Just as we stepped out
of the open-air mini-square, it started to rain again, with short bursts of
wind that are excellent at upturning small umbrellas (which you then struggle
to fix and proceed to get quite wet in the process).
At least I had
finished my hot chocolate.
And it was just about
time to head to the theater to watch a musical – thank god for indoor
entertainment.
I had envisioned going
back to dress up for the play but that had not quite happened – and so it was
with frizzy hair, almost-smeared kohl, definitely no lipstick and my damp
jacket and wet boots, we went to the very cool theater. Oh and we actually followed one of the ‘explore
nearby restaurants’ options with Google maps and ended up having some
scrumptious Vietnamese food.
The theater was very
cool, dim, and lit up as it was a perpetual twilight zone, with a photograph
exhibition, open-design café and restaurant, and the actual auditorium was a
spaceship/beehive in the middle with a 360° stage and two floors of seats all
around it.
It was an excellent
musical and when we finally came out of the theater, the sky was clear with
some twinkling stars, all shiny and shimmery, beautifully serene and
quiet.
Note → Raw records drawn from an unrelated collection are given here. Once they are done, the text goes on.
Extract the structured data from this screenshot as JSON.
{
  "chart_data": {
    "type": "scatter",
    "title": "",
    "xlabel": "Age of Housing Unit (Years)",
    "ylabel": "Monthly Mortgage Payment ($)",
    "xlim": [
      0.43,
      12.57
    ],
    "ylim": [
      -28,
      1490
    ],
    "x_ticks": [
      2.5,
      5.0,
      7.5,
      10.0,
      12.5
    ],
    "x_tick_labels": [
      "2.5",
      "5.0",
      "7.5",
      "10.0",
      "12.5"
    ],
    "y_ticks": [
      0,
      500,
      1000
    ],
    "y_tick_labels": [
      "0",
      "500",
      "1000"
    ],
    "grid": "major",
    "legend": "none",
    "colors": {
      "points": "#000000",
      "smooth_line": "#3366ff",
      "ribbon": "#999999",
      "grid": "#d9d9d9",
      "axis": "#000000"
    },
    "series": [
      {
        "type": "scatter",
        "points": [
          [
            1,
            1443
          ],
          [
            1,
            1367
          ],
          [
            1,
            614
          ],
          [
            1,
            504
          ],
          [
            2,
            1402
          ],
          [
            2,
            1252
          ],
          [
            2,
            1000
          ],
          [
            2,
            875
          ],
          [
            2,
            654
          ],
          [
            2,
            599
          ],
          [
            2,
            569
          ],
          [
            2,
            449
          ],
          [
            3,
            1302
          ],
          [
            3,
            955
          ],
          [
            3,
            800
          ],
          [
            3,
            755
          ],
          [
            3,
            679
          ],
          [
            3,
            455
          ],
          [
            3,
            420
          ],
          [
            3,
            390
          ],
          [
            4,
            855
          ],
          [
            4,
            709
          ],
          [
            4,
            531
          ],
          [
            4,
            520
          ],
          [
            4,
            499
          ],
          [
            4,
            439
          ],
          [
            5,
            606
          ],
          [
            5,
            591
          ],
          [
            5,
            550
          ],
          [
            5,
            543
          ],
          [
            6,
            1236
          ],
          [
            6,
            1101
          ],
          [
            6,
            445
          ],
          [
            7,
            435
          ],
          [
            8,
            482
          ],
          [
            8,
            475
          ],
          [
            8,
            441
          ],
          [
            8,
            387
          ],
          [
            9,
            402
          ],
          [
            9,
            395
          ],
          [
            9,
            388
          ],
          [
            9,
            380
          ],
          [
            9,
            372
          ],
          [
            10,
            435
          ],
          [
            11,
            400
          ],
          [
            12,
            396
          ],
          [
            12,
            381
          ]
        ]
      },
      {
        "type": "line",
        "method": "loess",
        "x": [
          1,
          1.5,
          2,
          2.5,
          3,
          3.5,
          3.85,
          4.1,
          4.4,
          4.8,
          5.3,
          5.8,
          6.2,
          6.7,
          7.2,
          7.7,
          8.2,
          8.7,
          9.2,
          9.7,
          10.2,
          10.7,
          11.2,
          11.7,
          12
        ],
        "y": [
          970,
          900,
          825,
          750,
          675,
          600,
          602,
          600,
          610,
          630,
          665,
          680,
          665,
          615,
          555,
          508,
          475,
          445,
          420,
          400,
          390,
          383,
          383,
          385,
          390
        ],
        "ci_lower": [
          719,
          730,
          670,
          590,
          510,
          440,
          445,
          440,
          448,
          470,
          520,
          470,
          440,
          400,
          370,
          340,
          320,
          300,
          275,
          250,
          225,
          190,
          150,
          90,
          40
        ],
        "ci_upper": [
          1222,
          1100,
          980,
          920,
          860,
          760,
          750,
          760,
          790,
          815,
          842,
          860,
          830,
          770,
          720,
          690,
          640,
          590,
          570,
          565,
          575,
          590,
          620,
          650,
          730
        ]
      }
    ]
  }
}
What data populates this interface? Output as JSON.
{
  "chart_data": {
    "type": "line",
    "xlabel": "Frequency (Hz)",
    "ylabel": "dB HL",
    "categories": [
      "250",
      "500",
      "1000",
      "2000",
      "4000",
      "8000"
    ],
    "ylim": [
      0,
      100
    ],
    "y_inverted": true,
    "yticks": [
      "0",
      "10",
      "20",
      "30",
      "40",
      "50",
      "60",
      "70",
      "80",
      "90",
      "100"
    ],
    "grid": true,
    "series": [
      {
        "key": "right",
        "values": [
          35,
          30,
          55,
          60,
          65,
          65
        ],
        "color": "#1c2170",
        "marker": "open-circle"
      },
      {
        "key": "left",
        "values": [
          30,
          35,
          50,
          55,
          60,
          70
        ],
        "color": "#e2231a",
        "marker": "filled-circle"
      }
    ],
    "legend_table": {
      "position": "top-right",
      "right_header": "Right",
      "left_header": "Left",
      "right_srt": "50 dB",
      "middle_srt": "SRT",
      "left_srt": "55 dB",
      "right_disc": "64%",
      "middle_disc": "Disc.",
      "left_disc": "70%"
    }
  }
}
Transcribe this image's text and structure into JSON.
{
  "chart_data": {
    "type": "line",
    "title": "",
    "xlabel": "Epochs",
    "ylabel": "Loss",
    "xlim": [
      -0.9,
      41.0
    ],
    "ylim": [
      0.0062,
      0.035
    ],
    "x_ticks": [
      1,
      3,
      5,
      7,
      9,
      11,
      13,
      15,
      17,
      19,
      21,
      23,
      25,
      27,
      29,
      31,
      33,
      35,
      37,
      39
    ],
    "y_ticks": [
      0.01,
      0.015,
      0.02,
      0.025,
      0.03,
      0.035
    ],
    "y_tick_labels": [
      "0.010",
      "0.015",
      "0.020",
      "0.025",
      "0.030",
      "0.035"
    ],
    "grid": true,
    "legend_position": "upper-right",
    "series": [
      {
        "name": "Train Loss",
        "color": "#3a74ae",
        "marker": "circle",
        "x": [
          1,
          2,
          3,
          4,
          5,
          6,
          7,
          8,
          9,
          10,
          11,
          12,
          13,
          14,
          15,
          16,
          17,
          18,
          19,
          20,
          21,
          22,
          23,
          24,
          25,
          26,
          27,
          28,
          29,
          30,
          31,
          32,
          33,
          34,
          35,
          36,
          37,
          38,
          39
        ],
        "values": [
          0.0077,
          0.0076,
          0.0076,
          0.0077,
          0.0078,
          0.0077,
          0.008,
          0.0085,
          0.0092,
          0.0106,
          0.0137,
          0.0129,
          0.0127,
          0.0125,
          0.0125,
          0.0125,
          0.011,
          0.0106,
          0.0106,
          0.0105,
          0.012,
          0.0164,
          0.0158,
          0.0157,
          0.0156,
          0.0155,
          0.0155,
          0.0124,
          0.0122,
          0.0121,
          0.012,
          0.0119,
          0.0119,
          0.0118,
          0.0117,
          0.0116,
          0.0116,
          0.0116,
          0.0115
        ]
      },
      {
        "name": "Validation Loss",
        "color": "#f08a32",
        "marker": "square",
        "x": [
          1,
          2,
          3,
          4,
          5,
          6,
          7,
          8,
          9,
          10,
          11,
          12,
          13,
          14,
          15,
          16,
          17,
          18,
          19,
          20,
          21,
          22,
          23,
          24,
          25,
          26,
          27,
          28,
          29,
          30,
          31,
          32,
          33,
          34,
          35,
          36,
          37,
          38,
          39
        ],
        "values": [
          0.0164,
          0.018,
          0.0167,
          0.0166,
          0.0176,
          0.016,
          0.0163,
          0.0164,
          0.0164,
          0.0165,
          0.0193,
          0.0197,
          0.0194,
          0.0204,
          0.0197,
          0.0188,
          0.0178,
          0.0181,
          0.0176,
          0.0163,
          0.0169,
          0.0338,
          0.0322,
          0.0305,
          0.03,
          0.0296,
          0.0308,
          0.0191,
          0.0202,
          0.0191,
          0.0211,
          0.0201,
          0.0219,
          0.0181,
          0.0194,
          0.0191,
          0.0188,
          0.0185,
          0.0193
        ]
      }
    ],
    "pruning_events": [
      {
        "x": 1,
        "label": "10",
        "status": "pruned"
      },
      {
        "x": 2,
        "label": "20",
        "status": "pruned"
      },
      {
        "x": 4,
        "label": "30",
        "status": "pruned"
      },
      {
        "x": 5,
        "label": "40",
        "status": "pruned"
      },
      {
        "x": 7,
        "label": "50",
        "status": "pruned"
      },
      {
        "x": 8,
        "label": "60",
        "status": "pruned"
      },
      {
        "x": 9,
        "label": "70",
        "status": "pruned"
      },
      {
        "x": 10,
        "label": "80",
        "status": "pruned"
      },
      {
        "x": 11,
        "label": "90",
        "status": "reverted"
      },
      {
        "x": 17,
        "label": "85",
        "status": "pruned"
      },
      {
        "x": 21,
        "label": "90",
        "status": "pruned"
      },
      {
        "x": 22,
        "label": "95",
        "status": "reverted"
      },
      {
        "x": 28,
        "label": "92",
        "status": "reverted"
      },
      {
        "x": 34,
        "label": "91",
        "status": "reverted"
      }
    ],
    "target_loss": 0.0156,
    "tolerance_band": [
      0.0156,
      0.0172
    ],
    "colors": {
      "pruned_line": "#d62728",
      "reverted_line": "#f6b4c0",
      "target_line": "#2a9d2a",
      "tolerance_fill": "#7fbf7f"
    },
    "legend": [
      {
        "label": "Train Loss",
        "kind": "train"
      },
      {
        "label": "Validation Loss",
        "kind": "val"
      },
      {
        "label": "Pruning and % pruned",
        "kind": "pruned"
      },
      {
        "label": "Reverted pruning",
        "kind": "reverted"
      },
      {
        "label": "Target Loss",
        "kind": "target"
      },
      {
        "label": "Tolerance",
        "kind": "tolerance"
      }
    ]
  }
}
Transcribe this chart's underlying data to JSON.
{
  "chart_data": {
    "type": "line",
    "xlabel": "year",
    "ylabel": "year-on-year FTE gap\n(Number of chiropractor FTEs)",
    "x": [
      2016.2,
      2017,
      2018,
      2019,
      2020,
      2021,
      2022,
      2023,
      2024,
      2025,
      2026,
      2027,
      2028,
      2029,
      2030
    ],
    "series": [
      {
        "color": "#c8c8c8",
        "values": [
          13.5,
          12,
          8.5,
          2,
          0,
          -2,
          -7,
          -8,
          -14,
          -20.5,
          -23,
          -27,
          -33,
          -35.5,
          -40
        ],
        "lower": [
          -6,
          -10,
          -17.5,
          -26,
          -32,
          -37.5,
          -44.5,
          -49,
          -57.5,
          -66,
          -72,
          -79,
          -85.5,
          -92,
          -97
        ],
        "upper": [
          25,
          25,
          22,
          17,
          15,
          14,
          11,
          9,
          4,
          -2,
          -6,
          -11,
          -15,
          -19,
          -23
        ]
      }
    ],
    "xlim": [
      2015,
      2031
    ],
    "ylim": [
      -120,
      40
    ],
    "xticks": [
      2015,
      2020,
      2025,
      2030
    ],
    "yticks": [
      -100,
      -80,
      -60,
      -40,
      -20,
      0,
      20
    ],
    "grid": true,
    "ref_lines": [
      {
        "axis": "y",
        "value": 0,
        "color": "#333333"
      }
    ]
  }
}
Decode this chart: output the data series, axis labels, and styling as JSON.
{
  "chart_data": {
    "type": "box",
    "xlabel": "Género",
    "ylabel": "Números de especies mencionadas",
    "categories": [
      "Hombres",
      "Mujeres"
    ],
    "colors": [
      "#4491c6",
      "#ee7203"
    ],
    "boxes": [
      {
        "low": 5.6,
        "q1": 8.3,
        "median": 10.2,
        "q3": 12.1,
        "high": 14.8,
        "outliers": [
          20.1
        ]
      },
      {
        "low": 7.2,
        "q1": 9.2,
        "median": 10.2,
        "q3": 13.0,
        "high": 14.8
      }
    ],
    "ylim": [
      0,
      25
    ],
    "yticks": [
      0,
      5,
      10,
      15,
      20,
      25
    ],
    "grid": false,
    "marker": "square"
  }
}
We walked back to our motel
(Fahad was sure he saw Russell Peters but his exclamation came way too late for
me to verify), having passed the demented Santa wishing Manchester a Merry
Christmas while city hall glowed red (why red, I mean I know it’s a Christmas
colour but it’s also quite familiar to horror films) behind it.
It wasn’t according to
plan but it was definitely a fun evening in mad Manchester.